Every figure on this page is sourced from the SEC DEF 14A proxy statement that Union Pacific filed with the U.S. Securities and Exchange Commission ahead of its most recent annual shareholder meeting. The Summary Compensation Table inside the filing is the authoritative document, available on the SEC EDGAR system at https://www.sec.gov/edgar.shtml. Equity values follow FASB ASC 718 grant-date fair-value accounting; pension changes reflect the year-over-year actuarial revision required by Regulation S-K Item 402.
How has COO - Union Pacific's pay changed over time?
Compensation history covers a single fiscal year (2024) of disclosed total compensation. Multi-year tenure history will appear here as additional DEF 14A filings reach the SEC EDGAR system.
What is Union Pacific's pay-for-performance picture?
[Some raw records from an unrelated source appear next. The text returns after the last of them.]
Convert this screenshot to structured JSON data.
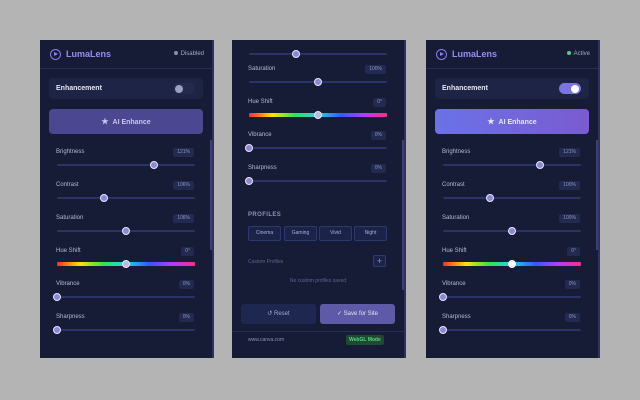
{
  "panels": [
    {
      "app_name": "LumaLens",
      "status": "Disabled",
      "status_color": "#8b8fa8",
      "enhancement_label": "Enhancement",
      "enhancement_on": false,
      "ai_button": "AI Enhance",
      "sliders": [
        {
          "label": "Brightness",
          "value": "121%",
          "level": 0.7
        },
        {
          "label": "Contrast",
          "value": "106%",
          "level": 0.34
        },
        {
          "label": "Saturation",
          "value": "106%",
          "level": 0.5
        },
        {
          "label": "Hue Shift",
          "value": "0°",
          "level": 0.5,
          "hue": true
        },
        {
          "label": "Vibrance",
          "value": "0%",
          "level": 0.0
        },
        {
          "label": "Sharpness",
          "value": "0%",
          "level": 0.0
        }
      ]
    },
    {
      "sliders": [
        {
          "label": "Saturation",
          "value": "100%",
          "level": 0.5
        },
        {
          "label": "Hue Shift",
          "value": "0°",
          "level": 0.5,
          "hue": true
        },
        {
          "label": "Vibrance",
          "value": "0%",
          "level": 0.0
        },
        {
          "label": "Sharpness",
          "value": "0%",
          "level": 0.0
        }
      ],
      "profiles_title": "PROFILES",
      "presets": [
        "Cinema",
        "Gaming",
        "Vivid",
        "Night"
      ],
      "custom_profiles_label": "Custom Profiles",
      "add_symbol": "+",
      "empty_message": "No custom profiles saved",
      "reset_label": "Reset",
      "save_label": "Save for Site",
      "site": "www.canva.com",
      "mode_badge": "WebGL Mode"
    },
    {
      "app_name": "LumaLens",
      "status": "Active",
      "status_color": "#3fd67c",
      "enhancement_label": "Enhancement",
      "enhancement_on": true,
      "ai_button": "AI Enhance",
      "sliders": [
        {
          "label": "Brightness",
          "value": "121%",
          "level": 0.7
        },
        {
          "label": "Contrast",
          "value": "100%",
          "level": 0.34
        },
        {
          "label": "Saturation",
          "value": "100%",
          "level": 0.5
        },
        {
          "label": "Hue Shift",
          "value": "0°",
          "level": 0.5,
          "hue": true
        },
        {
          "label": "Vibrance",
          "value": "0%",
          "level": 0.0
        },
        {
          "label": "Sharpness",
          "value": "0%",
          "level": 0.0
        }
      ]
    }
  ],
  "colors": {
    "accent": "#8b7cf0",
    "ai_disabled": "#4b4790",
    "ai_active_start": "#6b72e8",
    "ai_active_end": "#7a5bd0",
    "toggle_off": "#232a50",
    "toggle_on": "#7b74e2"
  },
  "icons": {
    "logo": "play-circle-icon",
    "ai": "star-icon",
    "reset": "undo-icon",
    "save": "check-icon"
  }
}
Union Pacific's CEO-to-median-worker pay ratio is 160:1 — broadly typical of large U.S. enterprise companies under the SEC Item 402(u) disclosure framework. Shareholders approved the most recent say-on-pay vote with 85.0% support — within the typical S&P 500 range. Union Pacific earns a Pay-for-Performance Grade of C (52/100) on the four-factor framework documented on the methodology page.
Source: U.S. Securities and Exchange Commission, DEF 14A proxy filings via EDGAR. Public domain.
Last updated 2026-04-06 · 1 fiscal years of compensation history on file.